Empezaba el invierno, pero ella sentía que era verano. Veía a gente por la calle, sentía que tenía tanta vida, que podía regalar pequeñas dosis por el mundo. El reloj dejó de contar. Sentía hambre a todas horas y no existía mundo suficiente para saciarla.

Comenzaba a sentir que aquel lugar valía la pena.

La luz apareció de pronto. Durante el día, durante la noche, en su corazón... Su casa se había transformado en alegría pura. Y se sentía tan a gusto... Cuando podía pasarse, claro. Estaba demasiado ocupada por ahí fuera, disfrutando de los pequeños placeres que aquel lugar le entregaba.

Deseó quedarse ahí para siempre. Con ellos. Los que habían transformado su existencia. Se dio cuenta, entonces, de que el lugar no importaba. De hecho, no lo había hecho nunca.

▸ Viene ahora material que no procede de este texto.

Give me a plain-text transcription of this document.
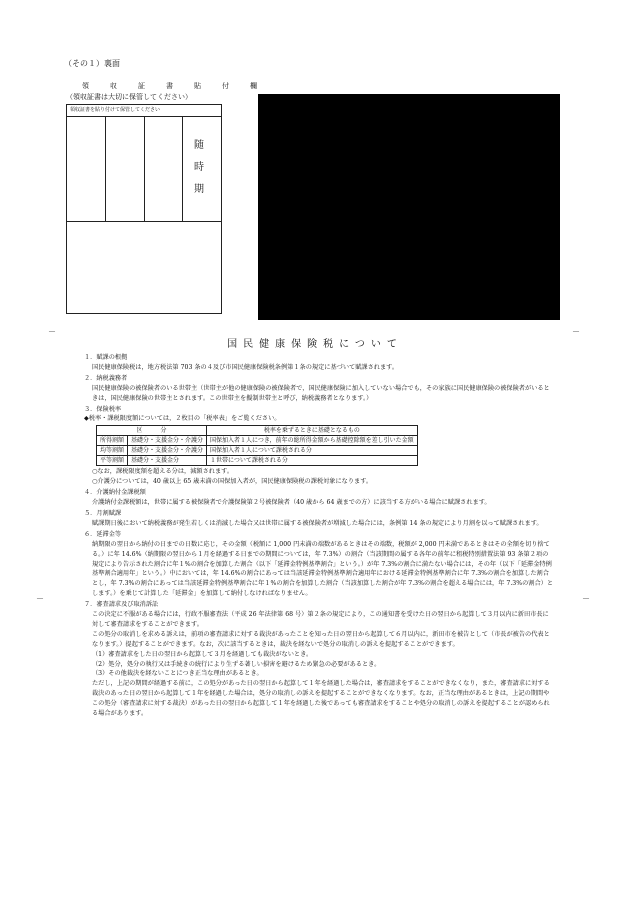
（その１）裏面
領　収　証　書　貼　付　欄
（領収証書は大切に保管してください）
領収証書を貼り付けて保管してください
随
時
期
－	－
－	－
国民健康保険税について

１．賦課の根拠

国民健康保険税は，地方税法第 703 条の４及び市国民健康保険税条例第１条の規定に基づいて賦課されます。

２．納税義務者

国民健康保険の被保険者のいる世帯主（世帯主が他の健康保険の被保険者で，国民健康保険に加入していない場合でも，その家族に国民健康保険の被保険者がいるときは，国民健康保険の世帯主とされます。この世帯主を擬制世帯主と呼び，納税義務者となります。）

３．保険税率

◆税率・課税限度額については，２枚目の「税率表」をご覧ください。

区　　　分		税率を乗ずるときに基礎となるもの
所得割額	基礎分・支援金分・介護分	国保加入者１人につき，前年の総所得金額から基礎控除額を差し引いた金額
均等割額	基礎分・支援金分・介護分	国保加入者１人について課税される分
平等割額	基礎分・支援金分	１世帯について課税される分

○なお，課税限度額を超える分は，減額されます。

○介護分については，40 歳以上 65 歳未満の国保加入者が，国民健康保険税の課税対象になります。

４．介護納付金課税額

介護納付金課税額は，世帯に属する被保険者で介護保険第２号被保険者（40 歳から 64 歳までの方）に該当する方がいる場合に賦課されます。

５．月割賦課

賦課期日後において納税義務が発生若しくは消滅した場合又は世帯に属する被保険者が増減した場合には，条例第 14 条の規定により月割を以って賦課されます。

６．延滞金等

納期限の翌日から納付の日までの日数に応じ，その金額（税額に 1,000 円未満の端数があるときはその端数，税額が 2,000 円未満であるときはその全額を切り捨てる。）に年 14.6%（納期限の翌日から１月を経過する日までの期間については，年 7.3%）の割合（当該期間の属する各年の前年に租税特別措置法第 93 条第２項の規定により告示された割合に年１%の割合を加算した割合（以下「延滞金特例基準割合」という。）が年 7.3%の割合に満たない場合には，その年（以下「延滞金特例基準割合適用年」という。）中においては，年 14.6%の割合にあっては当該延滞金特例基準割合適用年における延滞金特例基準割合に年 7.3%の割合を加算した割合とし，年 7.3%の割合にあっては当該延滞金特例基準割合に年１%の割合を加算した割合（当該加算した割合が年 7.3%の割合を超える場合には，年 7.3%の割合）とします。）を乗じて計算した「延滞金」を加算して納付しなければなりません。

７．審査請求及び取消訴訟

この決定に不服がある場合には，行政不服審査法（平成 26 年法律第 68 号）第２条の規定により，この通知書を受けた日の翌日から起算して３月以内に新田市長に対して審査請求をすることができます。

この処分の取消しを求める訴えは，前項の審査請求に対する裁決があったことを知った日の翌日から起算して６月以内に，新田市を被告として（市長が被告の代表となります。）提起することができます。なお，次に該当するときは，裁決を経ないで処分の取消しの訴えを提起することができます。

（1）審査請求をした日の翌日から起算して３月を経過しても裁決がないとき。

（2）処分，処分の執行又は手続きの続行により生ずる著しい損害を避けるため緊急の必要があるとき。

（3）その他裁決を経ないことにつき正当な理由があるとき。

ただし，上記の期間が経過する前に，この処分があった日の翌日から起算して１年を経過した場合は，審査請求をすることができなくなり，また，審査請求に対する裁決のあった日の翌日から起算して１年を経過した場合は，処分の取消しの訴えを提起することができなくなります。なお，正当な理由があるときは，上記の期間やこの処分（審査請求に対する裁決）があった日の翌日から起算して１年を経過した後であっても審査請求をすることや処分の取消しの訴えを提起することが認められる場合があります。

Todo estaba en ella.

Y ella estaba empezando a amanecer...








sábado, 10 de diciembre de 2011

7º Amanecer o Renacer.



El sol despuntaba con toda la energía posible. Este es uno de esos amanceres que te dan sed de vida. Que te animan a soñar, a anhelar, a imaginar. Pero sobre todo, te recuerdan por qué merece la pena vivir.

***

Lo supe desde el primer momento. Aquellos ojos albergaban toda una vida en su interior. Tantas experiencias, que hubiera podido escribir libros y libros. Demasiadas, al fin y al cabo. Y, sin embargo, se mostraba imponente, inflexible, firme y decidida. No dejaba pasar ni un ápice de sí misma a través de aquellos preciosos ojos. Pero el diablo nunca fue sabio por ser diablo...

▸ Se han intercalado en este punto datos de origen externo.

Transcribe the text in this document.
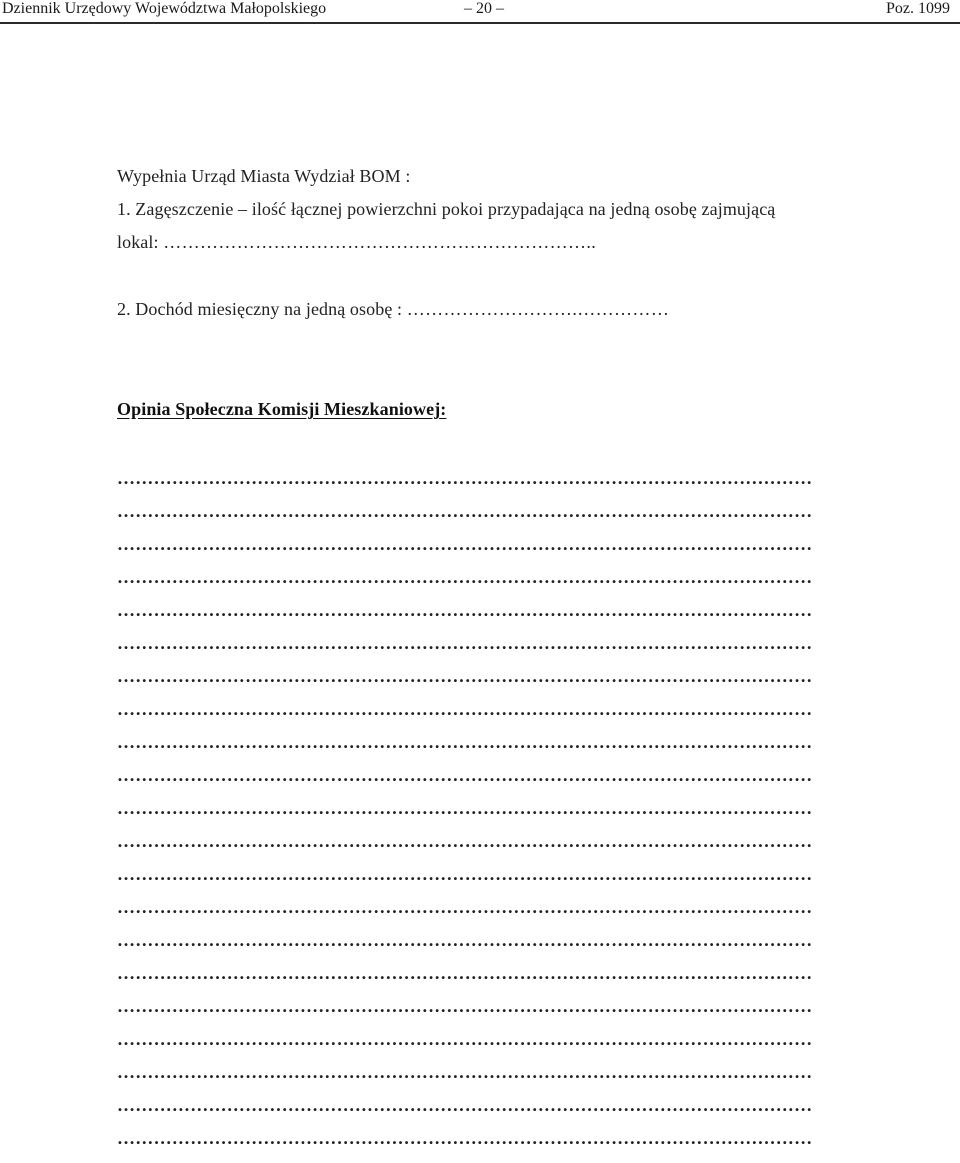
Dziennik Urzędowy Województwa Małopolskiego	– 20 –	Poz. 1099
Wypełnia Urząd Miasta Wydział BOM :
1. Zagęszczenie – ilość łącznej powierzchni pokoi przypadająca na jedną osobę zajmującą
lokal: ……………………………………………………………..
2. Dochód miesięczny na jedną osobę : ……………………….……………
Opinia Społeczna Komisji Mieszkaniowej:
……………………………………………………………………………………………………
……………………………………………………………………………………………………
……………………………………………………………………………………………………
……………………………………………………………………………………………………
……………………………………………………………………………………………………
……………………………………………………………………………………………………
……………………………………………………………………………………………………
……………………………………………………………………………………………………
……………………………………………………………………………………………………
……………………………………………………………………………………………………
……………………………………………………………………………………………………
……………………………………………………………………………………………………
……………………………………………………………………………………………………
……………………………………………………………………………………………………
……………………………………………………………………………………………………
……………………………………………………………………………………………………
……………………………………………………………………………………………………
……………………………………………………………………………………………………
……………………………………………………………………………………………………
……………………………………………………………………………………………………
……………………………………………………………………………………………………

Yo, como otros tantos, seguramente, me preguntaba por qué aquellas personas con corazón tan puro como ella estaban predestinadas a ser heridas de un modo u otro. En ocasiones, yaciendo eternamente en su lecho, muriendo poco a poco, desangrándose a través aquellos latigazos que el tiempo les había regalado.

Sin entender bien por qué, mi alma gritaba en silencio al verla abandonarse poco a poco. Había decidido firmemente morir, lentamente, y yo no podía ni si quiera frenarla. Cada segundo que pasaba era uno más hacia el abismo. Su espíritu se consumía. Y yo no podía hacerlo renacer.

Me dolía el pensar que una criatura como ella, tan bella y perfecta, no quisiera regalar al mundo su presencia y sus días. Me torturaba la idea de que un ángel como aquel hubiera olvidado cómo extender sus alas y alzar el vuelo. Nos habíamos vuelto locos todos. Y yo el que más.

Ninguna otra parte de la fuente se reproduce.